Da(vi)d from CH4

David woke from his grief one morning and took his mother's car to the overpass where the local homeless camped in the oleanders. Here loomed massive avant sculptures of broken appliances. He stepped over snakedens of wires, hoarded extension cords, ropes and punctured plastic tarps. Gas cans. Collected recyclables, sorted and unsorted, bulging out of cinched black garbage sacks. 

Here was the opposite of death.

Where decay encroached, acid ate, rust and char asserted on the surfaces. Here was life against the margins of its antonym. He resented the syphilitic faces hung in the dank inverted tentflaps. The odd-angle ankle, afflicted with diabetic edema, paused in egress from a rancid sleeping bag.  

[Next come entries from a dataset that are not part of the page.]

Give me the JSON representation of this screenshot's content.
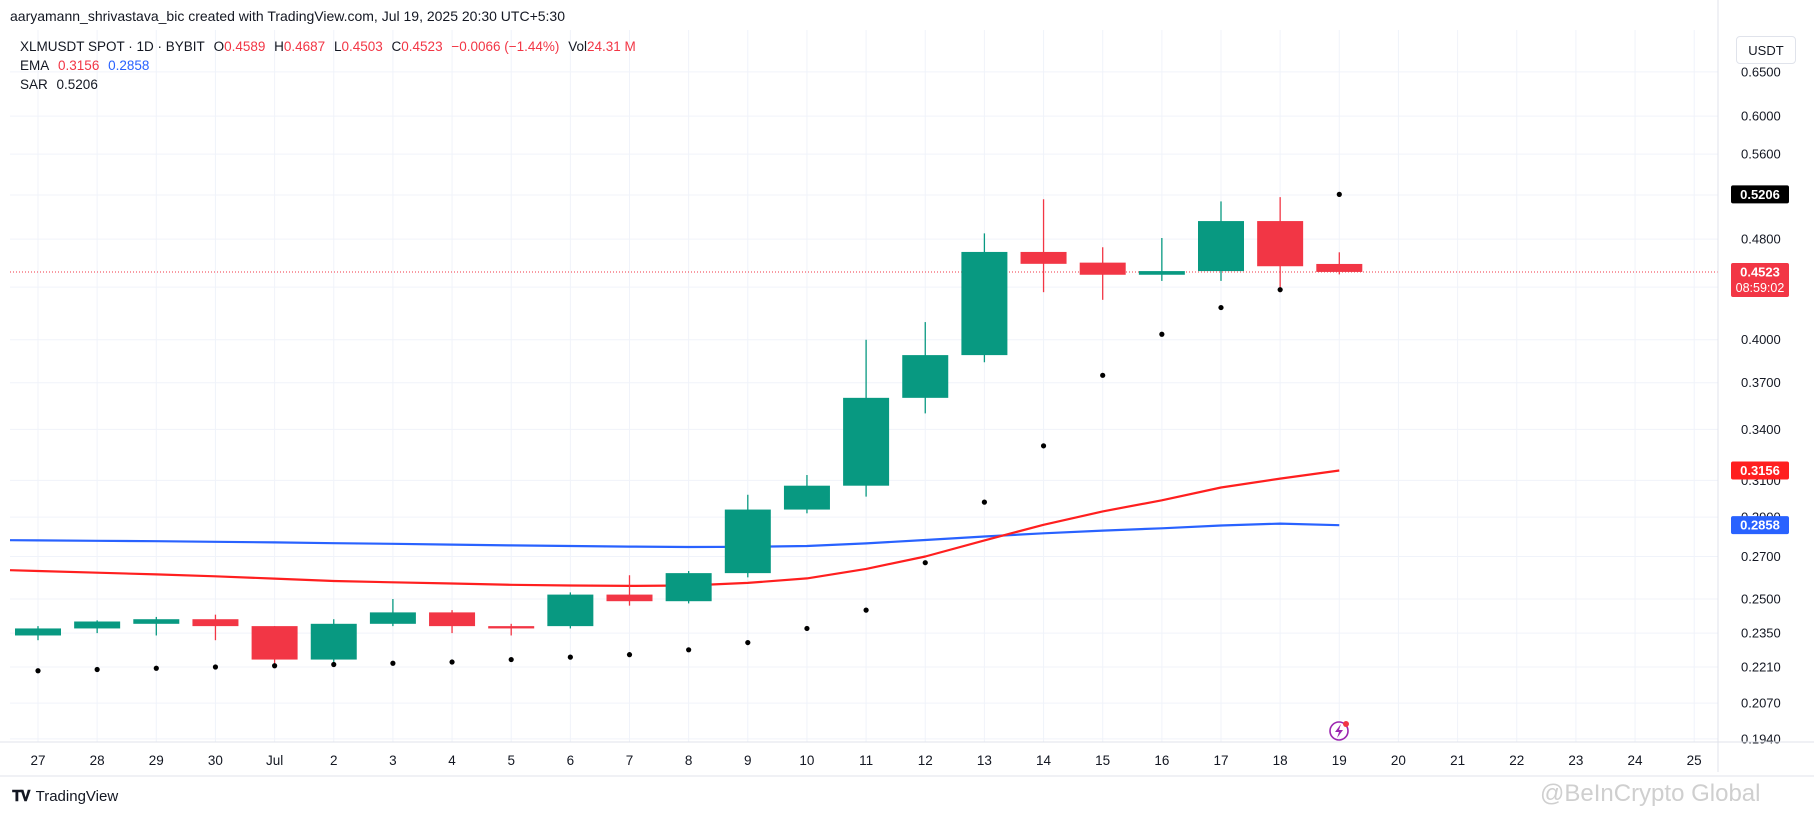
{
  "header": {
    "text": "aaryamann_shrivastava_bic created with TradingView.com, Jul 19, 2025 20:30 UTC+5:30"
  },
  "legend": {
    "symbol": "XLMUSDT SPOT · 1D · BYBIT",
    "open_label": "O",
    "open": "0.4589",
    "high_label": "H",
    "high": "0.4687",
    "low_label": "L",
    "low": "0.4503",
    "close_label": "C",
    "close": "0.4523",
    "change": "−0.0066 (−1.44%)",
    "vol_label": "Vol",
    "vol": "24.31 M",
    "ema_label": "EMA",
    "ema_a": "0.3156",
    "ema_b": "0.2858",
    "sar_label": "SAR",
    "sar": "0.5206"
  },
  "currency_button": "USDT",
  "footer": {
    "brand": "TradingView",
    "watermark": "@BeInCrypto Global"
  },
  "colors": {
    "up": "#089981",
    "down": "#f23645",
    "ema_fast": "#ff1f1f",
    "ema_slow": "#2962ff",
    "sar": "#000000",
    "grid": "#f0f3fa"
  },
  "chart_data": {
    "type": "candlestick",
    "price_scale": "log",
    "y_ticks": [
      "0.1940",
      "0.2070",
      "0.2210",
      "0.2350",
      "0.2500",
      "0.2700",
      "0.2900",
      "0.3100",
      "0.3400",
      "0.3700",
      "0.4000",
      "0.4400",
      "0.4800",
      "0.5200",
      "0.5600",
      "0.6000",
      "0.6500"
    ],
    "x_labels": [
      "27",
      "28",
      "29",
      "30",
      "Jul",
      "2",
      "3",
      "4",
      "5",
      "6",
      "7",
      "8",
      "9",
      "10",
      "11",
      "12",
      "13",
      "14",
      "15",
      "16",
      "17",
      "18",
      "19",
      "20",
      "21",
      "22",
      "23",
      "24",
      "25"
    ],
    "candles": [
      {
        "date": "Jun 27",
        "o": 0.234,
        "h": 0.238,
        "l": 0.232,
        "c": 0.237
      },
      {
        "date": "Jun 28",
        "o": 0.237,
        "h": 0.2405,
        "l": 0.235,
        "c": 0.24
      },
      {
        "date": "Jun 29",
        "o": 0.239,
        "h": 0.242,
        "l": 0.234,
        "c": 0.241
      },
      {
        "date": "Jun 30",
        "o": 0.241,
        "h": 0.243,
        "l": 0.232,
        "c": 0.238
      },
      {
        "date": "Jul 1",
        "o": 0.238,
        "h": 0.238,
        "l": 0.222,
        "c": 0.224
      },
      {
        "date": "Jul 2",
        "o": 0.224,
        "h": 0.241,
        "l": 0.221,
        "c": 0.239
      },
      {
        "date": "Jul 3",
        "o": 0.239,
        "h": 0.25,
        "l": 0.238,
        "c": 0.244
      },
      {
        "date": "Jul 4",
        "o": 0.244,
        "h": 0.245,
        "l": 0.235,
        "c": 0.238
      },
      {
        "date": "Jul 5",
        "o": 0.238,
        "h": 0.239,
        "l": 0.234,
        "c": 0.237
      },
      {
        "date": "Jul 6",
        "o": 0.238,
        "h": 0.253,
        "l": 0.237,
        "c": 0.252
      },
      {
        "date": "Jul 7",
        "o": 0.252,
        "h": 0.261,
        "l": 0.247,
        "c": 0.249
      },
      {
        "date": "Jul 8",
        "o": 0.249,
        "h": 0.263,
        "l": 0.248,
        "c": 0.262
      },
      {
        "date": "Jul 9",
        "o": 0.262,
        "h": 0.302,
        "l": 0.26,
        "c": 0.294
      },
      {
        "date": "Jul 10",
        "o": 0.294,
        "h": 0.313,
        "l": 0.292,
        "c": 0.307
      },
      {
        "date": "Jul 11",
        "o": 0.307,
        "h": 0.4,
        "l": 0.301,
        "c": 0.36
      },
      {
        "date": "Jul 12",
        "o": 0.36,
        "h": 0.413,
        "l": 0.35,
        "c": 0.389
      },
      {
        "date": "Jul 13",
        "o": 0.389,
        "h": 0.485,
        "l": 0.384,
        "c": 0.469
      },
      {
        "date": "Jul 14",
        "o": 0.469,
        "h": 0.516,
        "l": 0.436,
        "c": 0.459
      },
      {
        "date": "Jul 15",
        "o": 0.46,
        "h": 0.473,
        "l": 0.43,
        "c": 0.45
      },
      {
        "date": "Jul 16",
        "o": 0.45,
        "h": 0.481,
        "l": 0.445,
        "c": 0.453
      },
      {
        "date": "Jul 17",
        "o": 0.453,
        "h": 0.514,
        "l": 0.445,
        "c": 0.496
      },
      {
        "date": "Jul 18",
        "o": 0.496,
        "h": 0.518,
        "l": 0.436,
        "c": 0.457
      },
      {
        "date": "Jul 19",
        "o": 0.4589,
        "h": 0.4687,
        "l": 0.4503,
        "c": 0.4523
      }
    ],
    "ema_fast": [
      0.263,
      0.2622,
      0.2614,
      0.2605,
      0.2594,
      0.2583,
      0.2577,
      0.2571,
      0.2565,
      0.2562,
      0.256,
      0.2562,
      0.2574,
      0.2595,
      0.264,
      0.27,
      0.278,
      0.286,
      0.293,
      0.299,
      0.306,
      0.311,
      0.3156
    ],
    "ema_slow": [
      0.278,
      0.2778,
      0.2776,
      0.2773,
      0.277,
      0.2766,
      0.2763,
      0.2759,
      0.2755,
      0.2752,
      0.2749,
      0.2747,
      0.2748,
      0.2752,
      0.2765,
      0.2782,
      0.28,
      0.2816,
      0.283,
      0.2842,
      0.2856,
      0.2866,
      0.2858
    ],
    "sar": [
      0.2195,
      0.22,
      0.2205,
      0.221,
      0.2215,
      0.222,
      0.2225,
      0.223,
      0.224,
      0.225,
      0.226,
      0.228,
      0.231,
      0.237,
      0.245,
      0.267,
      0.298,
      0.33,
      0.375,
      0.404,
      0.424,
      0.438,
      0.5206
    ],
    "last_price": "0.4523",
    "countdown": "08:59:02",
    "ema_fast_label": "0.3156",
    "ema_slow_label": "0.2858",
    "sar_label": "0.5206"
  }
}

The evidence of impending death and the sudden relativity of the word impending. Had his father had thoughts about these men? When he drove to work, did he judge them? Feel for them? Was there anything here to envy? A freedom, a relationship to time and government, infrastructure and ethics, capital(ism) and happiness. His father was not a quiet man, but David was having trouble remembering any one specific thing he'd said. His voice was all--a noise in the air, amid the other noises, a familiar crackle, like finding your song on the radio, picking it out from a slow-spun dial. Saying, David. David answering, Dad.

Lost Dunes Lake (and amphitheater) from CH6

The wind blew around the rim of the amphitheater, shearing leaves and wrappers and bringing the smell of waterfowl--up and over the berm goose herds grazed in the lakeshore mud, loosing their bowels from their buoyant bodies. And it blew Natasha's blouse against her back so it popped in front, bounced like she was running in place. Larry kept blinking and removing and replacing his glasses and blinking. It was almost too windy to speak. OK. We had little to say. Up the hill to the west of the main building, we could see a man in blue coveralls walking alongside a forklift with a stack of orange road cones jammed on one of the tines. Every ten yards or so he'd separate a cone from the stack and place it on the ground.